Beauty - Is It More Than Skin Deep? By Robyn Wilkinson

When it comes to people's relationship with their bodies, there's a huge amount of judgement, criticism and even hatred in the mix. Yet creating a nurturing and loving relationship with your body is a key part of how you interact with the world and other people. We explore the complexities around self-acceptance and look at what's involved in developing a positive relationship with your body.

 

At first glance one might think speaking to a plastic surgeon about accepting your body may seem a little contradictory but a conversation with leading surgeon Dr. Lionel Jedeikin was extremely insightful. Being privy to hundreds of consultations and discussions on how people feel about their bodies and why, Lionel has deep understanding and compassion around issues ranging from body dysmorphia to surgery addiction, self-love and the psychology surrounding all aspects of this topic. The shame we feel about our bodies is something rarely discussed out loud. Yet not many people know how far reaching the implications are.

We asked Lionel more about the reasons behind why people have surgery. Lionel comments that there are women who have been married for twenty years and don't undress in front of their husbands unless it is in the dark. Some people have severely restricted social lives or feel too complexed to get into a relationship or veer away from activities like swimming because they feel too intimidated to bare their bodies. While ideally the best option is to feel totally comfortable in your body, love it unconditionally, support it with nurture, nutrition and exercise, a recent urban study shows that women experience an average of 13 negative thoughts about their body each day while 97% of women admit to having at least one 'I hate my body feeling every day'.

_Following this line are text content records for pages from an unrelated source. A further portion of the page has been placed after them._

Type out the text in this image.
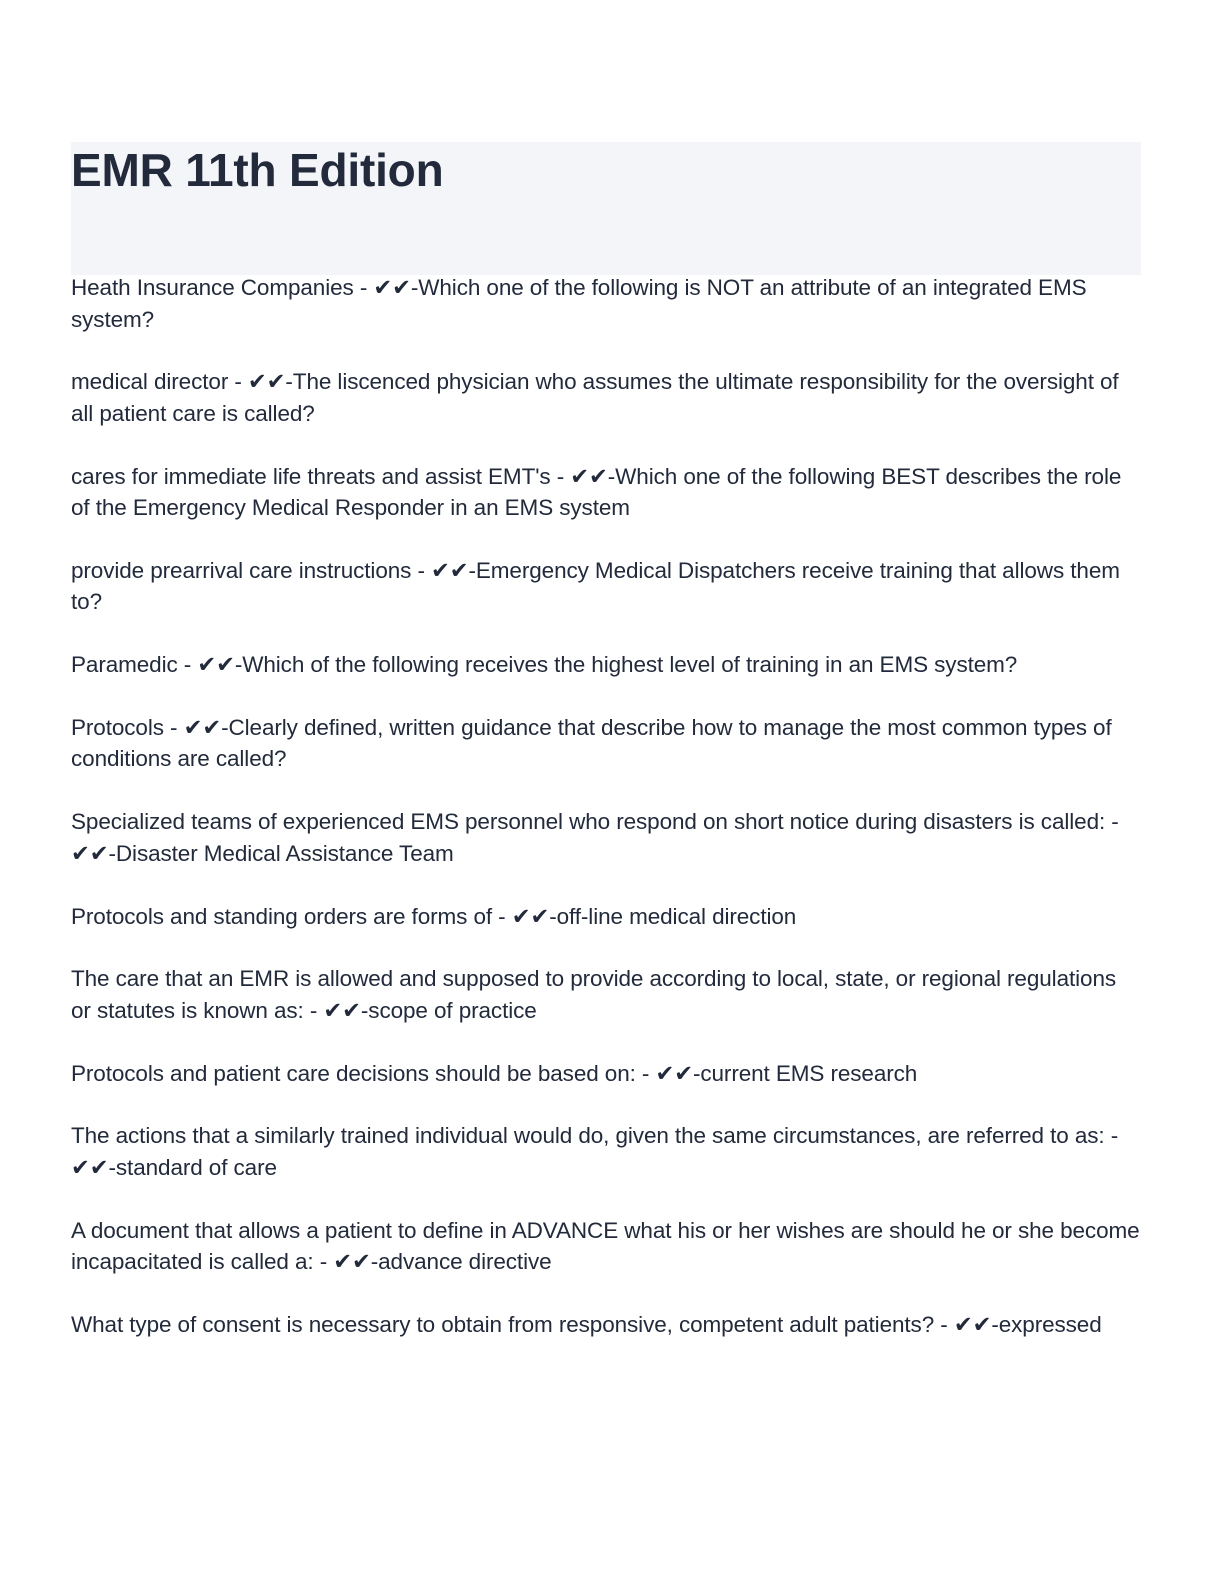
EMR 11th Edition

Heath Insurance Companies - ✔✔-Which one of the following is NOT an attribute of an integrated EMS system?

medical director - ✔✔-The liscenced physician who assumes the ultimate responsibility for the oversight of all patient care is called?

cares for immediate life threats and assist EMT's - ✔✔-Which one of the following BEST describes the role of the Emergency Medical Responder in an EMS system

provide prearrival care instructions - ✔✔-Emergency Medical Dispatchers receive training that allows them to?

Paramedic - ✔✔-Which of the following receives the highest level of training in an EMS system?

Protocols - ✔✔-Clearly defined, written guidance that describe how to manage the most common types of conditions are called?

Specialized teams of experienced EMS personnel who respond on short notice during disasters is called: - ✔✔-Disaster Medical Assistance Team

Protocols and standing orders are forms of - ✔✔-off-line medical direction

The care that an EMR is allowed and supposed to provide according to local, state, or regional regulations or statutes is known as: - ✔✔-scope of practice

Protocols and patient care decisions should be based on: - ✔✔-current EMS research

The actions that a similarly trained individual would do, given the same circumstances, are referred to as: - ✔✔-standard of care

A document that allows a patient to define in ADVANCE what his or her wishes are should he or she become incapacitated is called a: - ✔✔-advance directive

What type of consent is necessary to obtain from responsive, competent adult patients? - ✔✔-expressed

"When there is a crippling hang up and one that severely impacts on living a full and functional life, then surgery is an option to consider," says Lionel. "I have seen patients intensely focused on changing a part of their body that seems totally inconsequential to everyone else. After having remedied the problem they go on to leading completely different lives with a level of relief and freedom so marked that it noticeably changes the quality of their lives. I have seen how a negative relationship with your body can contract people's lives and I've also seen how changing that can be incredibly liberating for people. Sometimes it just feels too impossible to forgive an offending feature and the only way to feel better is to change it. There's also a more practical side to the reasons why people use surgical or non-invasive interventions to enhance their lives. Someone with a deep frown line may continuously get asked why he or she is upset, or they're told to cheer up when they happen to be in a fine mood. That's a very negative thing for someone to experience. They're expressing an emotion, which they aren't actually feeling," explains Lionel.

If Botox can lessen the frown line and allow a different feedback from people then it has a noticeably positive spin-off. Being able to align the way you feel with the way you look is important when interacting with others. People working in a sales job, whether it sounds fickle or not, make better sales when they have an appearance that's considered attractive. If there is something about your body that holds you back from socializing, making friends or being involved in a relationship it has a huge effect on your life.

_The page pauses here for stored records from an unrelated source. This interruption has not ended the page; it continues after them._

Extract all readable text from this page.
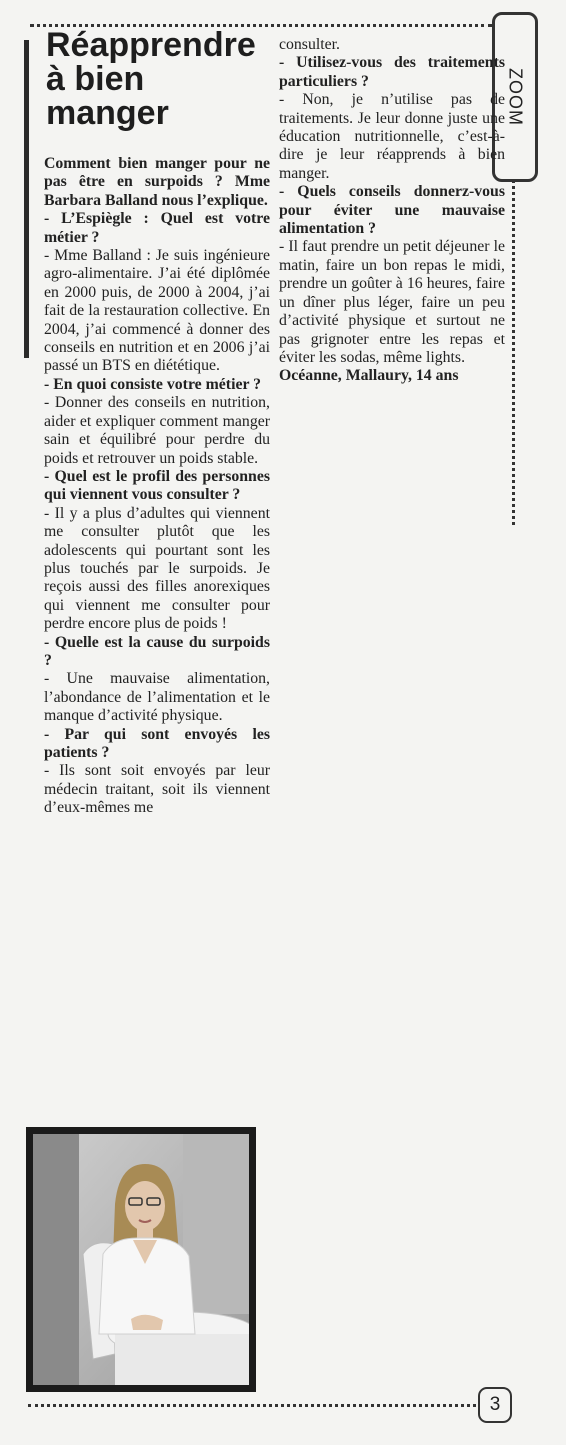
ZOOM
Réapprendre à bien manger

Comment bien manger pour ne pas être en surpoids ? Mme Barbara Balland nous l’explique.

- L’Espiègle : Quel est votre métier ?

- Mme Balland : Je suis ingénieure agro-alimentaire. J’ai été diplômée en 2000 puis, de 2000 à 2004, j’ai fait de la restauration collective. En 2004, j’ai commencé à donner des conseils en nutrition et en 2006 j’ai passé un BTS en diététique.

- En quoi consiste votre métier ?

- Donner des conseils en nutrition, aider et expliquer comment manger sain et équilibré pour perdre du poids et retrouver un poids stable.

- Quel est le profil des personnes qui viennent vous consulter ?

- Il y a plus d’adultes qui viennent me consulter plutôt que les adolescents qui pourtant sont les plus touchés par le surpoids. Je reçois aussi des filles anorexiques qui viennent me consulter pour perdre encore plus de poids !

- Quelle est la cause du surpoids ?

- Une mauvaise alimentation, l’abondance de l’alimentation et le manque d’activité physique.

- Par qui sont envoyés les patients ?

- Ils sont soit envoyés par leur médecin traitant, soit ils viennent d’eux-mêmes me

consulter.

- Utilisez-vous des traitements particuliers ?

- Non, je n’utilise pas de traitements. Je leur donne juste une éducation nutritionnelle, c’est-à-dire je leur réapprends à bien manger.

- Quels conseils donnerz-vous pour éviter une mauvaise alimentation ?

- Il faut prendre un petit déjeuner le matin, faire un bon repas le midi, prendre un goûter à 16 heures, faire un dîner plus léger, faire un peu d’activité physique et surtout ne pas grignoter entre les repas et éviter les sodas, même lights.

Océanne, Mallaury, 14 ans

3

There is of course another side to the coin. Some people get such good responses after a surgical intervention they get addicted to the results. Surgeons need to be able to discern when patients should be advised against doing unnecessary surgery. They also need to gauge when the motivation behind the surgery is not a healthy one. In a small amount of cases people may think surgery is the answer to fixing a relationship that's not going well or the desire for a change comes from a partner and not from the patient. This is why a comprehensive consultation is so important before a decision is reached. Ethically it is a big part of the doctors' duty to administer the right advice. Patients that require psychological intervention can be guided in another direction. There are many mindful practices that can help people develop a better body image and feel comfortable being in any situation that a full life might put them in. Some of the ways this can be achieved is to engage in nurturing and self-care practices; feed your body and mind with clean, wholesome food and thoughts; allow your body to move expansively, vigorously, and develop flexibility and strength; notice any destructive habits or patterns and in the right time replace them with positive one's.

Of course there are parts of our bodies that 'conventional beauty standards' deem not as attractive as others but those very features in combination with someone's spirit, attitude, posture or demeanour will carry a unique and beautiful attraction. When assessing ourselves we often zone into a specific feature of the face or body and look at it in isolation. We don't realise that when coming into contact with others, they don't just come into contact with that isolated part but get a total overview of the whole person which contains the whole radiance of a person's being. Rather than living an entire life resisting features or body parts, learn to give them love and acceptance. See them as disowned children that long for recognition and acceptance.

In disconnecting from our bodies we disconnect from their needs and from caring for them. Regularly doing nurturing practices creates a good feedback loop with your body, helps you feel better mentally, physically and sets up respect and gratitude for the part your body plays in navigating the earth, in experiencing loving and everything that's wonderful about physicality.